Holy Thursday: This is a holy day, also referred to as Maundy Thursday, which is the last Thursday of Lent, and also the day of The Last Supper. (Jesus’s last supper before his crucifixion.) It is the fifth day of Holy Week, and different sects celebrate in various ways. A few common themes include the washing of the feet, the procession of the Blessed Sacrament, the ringing of bells, and the blessing of the holy oils.
Good Friday: This is the day of Jesus’s crucifixion. For Catholics, this is another day of fasting, with only one meal allowed. The Passion service or the Stations of the Cross often happen on this day. It’s kind of a big deal, like Ash Wednesday, but not nearly as important as Easter.
Holy Saturday: Holy Saturday simply commemorates the day that Jesus’s body laid in the tomb. This is important because it is meant to show that Jesus was actually dead, which gives further faith of his resurrection.
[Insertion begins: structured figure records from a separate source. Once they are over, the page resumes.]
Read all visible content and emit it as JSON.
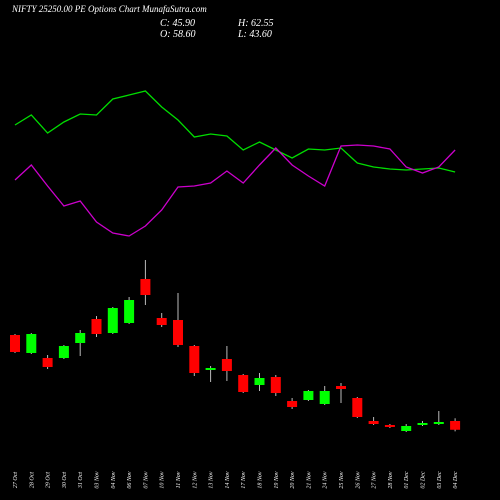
{
  "chart_data": {
    "type": "candlestick",
    "title": "NIFTY 25250.00 PE Options Chart MunafaSutra.com",
    "ohlc_labels": [
      "C: 45.90",
      "H: 62.55",
      "O: 58.60",
      "L: 43.60"
    ],
    "categories": [
      "27 Oct",
      "28 Oct",
      "29 Oct",
      "30 Oct",
      "31 Oct",
      "03 Nov",
      "04 Nov",
      "06 Nov",
      "07 Nov",
      "10 Nov",
      "11 Nov",
      "12 Nov",
      "13 Nov",
      "14 Nov",
      "17 Nov",
      "18 Nov",
      "19 Nov",
      "20 Nov",
      "21 Nov",
      "24 Nov",
      "25 Nov",
      "26 Nov",
      "27 Nov",
      "28 Nov",
      "01 Dec",
      "02 Dec",
      "03 Dec",
      "04 Dec"
    ],
    "open": [
      183.3,
      157.2,
      149.95,
      149.95,
      171.7,
      206.5,
      186.2,
      200.7,
      264.5,
      207.95,
      205.05,
      167.35,
      132.55,
      148.5,
      125.3,
      110.8,
      122.4,
      87.6,
      89.05,
      83.25,
      109.35,
      91.95,
      58.6,
      52.8,
      44.1,
      52.8,
      54.25,
      58.6
    ],
    "high": [
      184.75,
      186.2,
      154.3,
      168.8,
      190.55,
      210.85,
      223.9,
      238.4,
      292.05,
      215.2,
      244.2,
      168.8,
      138.35,
      167.35,
      126.75,
      128.2,
      125.3,
      91.95,
      103.55,
      109.35,
      113.7,
      93.4,
      64.4,
      54.25,
      54.25,
      58.6,
      73.1,
      62.55
    ],
    "low": [
      157.2,
      155.75,
      134.0,
      148.5,
      152.85,
      180.4,
      184.75,
      199.25,
      226.8,
      194.9,
      165.9,
      123.85,
      115.15,
      116.6,
      99.2,
      102.1,
      94.85,
      76.0,
      87.6,
      81.8,
      84.7,
      62.95,
      52.8,
      48.45,
      42.65,
      51.35,
      52.8,
      43.6
    ],
    "close": [
      158.65,
      184.75,
      136.9,
      167.35,
      186.2,
      184.75,
      222.45,
      234.05,
      241.3,
      197.8,
      168.8,
      128.2,
      135.45,
      131.1,
      100.65,
      120.95,
      99.2,
      78.9,
      102.1,
      102.1,
      105.0,
      64.4,
      54.25,
      49.9,
      51.35,
      55.7,
      57.15,
      45.9
    ],
    "up_color": "#00ff00",
    "down_color": "#ff0000",
    "lines": [
      {
        "color": "#00dd00",
        "values": [
          135,
          145,
          127,
          138,
          146,
          145,
          161,
          165,
          169,
          153,
          140,
          123,
          126,
          124,
          110,
          118,
          110,
          102,
          111,
          110,
          112,
          97,
          93,
          91,
          90,
          91,
          92,
          88
        ]
      },
      {
        "color": "#cc00cc",
        "values": [
          80,
          95,
          74,
          54,
          59,
          38,
          27,
          24,
          34,
          50,
          73,
          74,
          77,
          89,
          77,
          95,
          112,
          95,
          84,
          74,
          114,
          115,
          114,
          111,
          93,
          87,
          93,
          110
        ]
      }
    ]
  }
}
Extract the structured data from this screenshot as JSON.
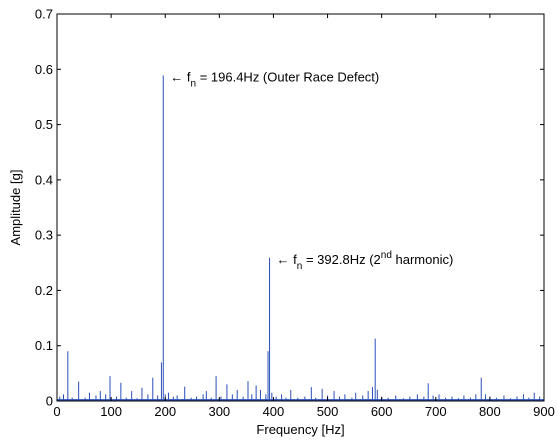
{
  "chart_data": {
    "type": "line",
    "xlabel": "Frequency [Hz]",
    "ylabel": "Amplitude [g]",
    "xlim": [
      0,
      900
    ],
    "ylim": [
      0,
      0.7
    ],
    "xticks": [
      0,
      100,
      200,
      300,
      400,
      500,
      600,
      700,
      800,
      900
    ],
    "yticks": [
      0,
      0.1,
      0.2,
      0.3,
      0.4,
      0.5,
      0.6,
      0.7
    ],
    "xtick_labels": [
      "0",
      "100",
      "200",
      "300",
      "400",
      "500",
      "600",
      "700",
      "800",
      "900"
    ],
    "ytick_labels": [
      "0",
      "0.1",
      "0.2",
      "0.3",
      "0.4",
      "0.5",
      "0.6",
      "0.7"
    ],
    "grid": false,
    "line_color": "#2b4fb8",
    "peaks": [
      {
        "x": 5,
        "y": 0.008
      },
      {
        "x": 12,
        "y": 0.012
      },
      {
        "x": 20,
        "y": 0.09
      },
      {
        "x": 28,
        "y": 0.006
      },
      {
        "x": 40,
        "y": 0.035
      },
      {
        "x": 52,
        "y": 0.006
      },
      {
        "x": 60,
        "y": 0.015
      },
      {
        "x": 72,
        "y": 0.01
      },
      {
        "x": 80,
        "y": 0.018
      },
      {
        "x": 90,
        "y": 0.012
      },
      {
        "x": 98,
        "y": 0.045
      },
      {
        "x": 110,
        "y": 0.008
      },
      {
        "x": 118,
        "y": 0.033
      },
      {
        "x": 128,
        "y": 0.006
      },
      {
        "x": 138,
        "y": 0.018
      },
      {
        "x": 148,
        "y": 0.005
      },
      {
        "x": 157,
        "y": 0.024
      },
      {
        "x": 168,
        "y": 0.012
      },
      {
        "x": 177,
        "y": 0.042
      },
      {
        "x": 186,
        "y": 0.01
      },
      {
        "x": 193,
        "y": 0.07
      },
      {
        "x": 196.4,
        "y": 0.589
      },
      {
        "x": 200,
        "y": 0.012
      },
      {
        "x": 206,
        "y": 0.015
      },
      {
        "x": 215,
        "y": 0.008
      },
      {
        "x": 222,
        "y": 0.01
      },
      {
        "x": 236,
        "y": 0.026
      },
      {
        "x": 248,
        "y": 0.006
      },
      {
        "x": 258,
        "y": 0.008
      },
      {
        "x": 270,
        "y": 0.012
      },
      {
        "x": 276,
        "y": 0.018
      },
      {
        "x": 285,
        "y": 0.006
      },
      {
        "x": 294,
        "y": 0.045
      },
      {
        "x": 303,
        "y": 0.008
      },
      {
        "x": 314,
        "y": 0.03
      },
      {
        "x": 324,
        "y": 0.012
      },
      {
        "x": 333,
        "y": 0.02
      },
      {
        "x": 344,
        "y": 0.008
      },
      {
        "x": 353,
        "y": 0.036
      },
      {
        "x": 360,
        "y": 0.012
      },
      {
        "x": 368,
        "y": 0.028
      },
      {
        "x": 376,
        "y": 0.02
      },
      {
        "x": 386,
        "y": 0.012
      },
      {
        "x": 390,
        "y": 0.09
      },
      {
        "x": 392.8,
        "y": 0.259
      },
      {
        "x": 397,
        "y": 0.015
      },
      {
        "x": 405,
        "y": 0.008
      },
      {
        "x": 415,
        "y": 0.012
      },
      {
        "x": 423,
        "y": 0.006
      },
      {
        "x": 432,
        "y": 0.02
      },
      {
        "x": 445,
        "y": 0.006
      },
      {
        "x": 458,
        "y": 0.008
      },
      {
        "x": 470,
        "y": 0.025
      },
      {
        "x": 478,
        "y": 0.006
      },
      {
        "x": 490,
        "y": 0.022
      },
      {
        "x": 500,
        "y": 0.01
      },
      {
        "x": 512,
        "y": 0.018
      },
      {
        "x": 522,
        "y": 0.008
      },
      {
        "x": 532,
        "y": 0.012
      },
      {
        "x": 545,
        "y": 0.006
      },
      {
        "x": 552,
        "y": 0.015
      },
      {
        "x": 565,
        "y": 0.01
      },
      {
        "x": 575,
        "y": 0.018
      },
      {
        "x": 583,
        "y": 0.025
      },
      {
        "x": 588,
        "y": 0.113
      },
      {
        "x": 592,
        "y": 0.02
      },
      {
        "x": 600,
        "y": 0.008
      },
      {
        "x": 612,
        "y": 0.006
      },
      {
        "x": 626,
        "y": 0.01
      },
      {
        "x": 640,
        "y": 0.005
      },
      {
        "x": 652,
        "y": 0.008
      },
      {
        "x": 666,
        "y": 0.012
      },
      {
        "x": 678,
        "y": 0.008
      },
      {
        "x": 686,
        "y": 0.032
      },
      {
        "x": 695,
        "y": 0.01
      },
      {
        "x": 706,
        "y": 0.012
      },
      {
        "x": 718,
        "y": 0.006
      },
      {
        "x": 730,
        "y": 0.008
      },
      {
        "x": 742,
        "y": 0.005
      },
      {
        "x": 752,
        "y": 0.01
      },
      {
        "x": 764,
        "y": 0.006
      },
      {
        "x": 774,
        "y": 0.012
      },
      {
        "x": 784,
        "y": 0.042
      },
      {
        "x": 792,
        "y": 0.012
      },
      {
        "x": 800,
        "y": 0.008
      },
      {
        "x": 812,
        "y": 0.006
      },
      {
        "x": 826,
        "y": 0.01
      },
      {
        "x": 838,
        "y": 0.005
      },
      {
        "x": 850,
        "y": 0.008
      },
      {
        "x": 862,
        "y": 0.012
      },
      {
        "x": 872,
        "y": 0.006
      },
      {
        "x": 882,
        "y": 0.015
      },
      {
        "x": 892,
        "y": 0.008
      }
    ],
    "annotations": [
      {
        "arrow": "←",
        "f_symbol": "f",
        "f_subscript": "n",
        "text": "= 196.4Hz (Outer Race Defect)",
        "x": 196.4,
        "y": 0.589
      },
      {
        "arrow": "←",
        "f_symbol": "f",
        "f_subscript": "n",
        "text": "= 392.8Hz (2",
        "superscript": "nd",
        "text_after": " harmonic)",
        "x": 392.8,
        "y": 0.259
      }
    ]
  }
}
Easter: Though you might not know this, Easter is actually the most important day in the Christian calendar. While Christmas gets a lot of credit, it’s really Easter that Christians and Catholics consider the most important holiday. This day commemorates when Jesus rose from the dead, proving to his believers that he was their savior.
Nowadays, most Christians still celebrate Easter by going to a long church service in their Sunday Best, and this also ushers in the new life of Spring. You’ll see a lot of pastel colors, fancy hats, and cute little kids in fancy clothes. Most Americans, Christian or otherwise, celebrate by decorating eggs, eating chocolate, and welcoming the Easter Bunny.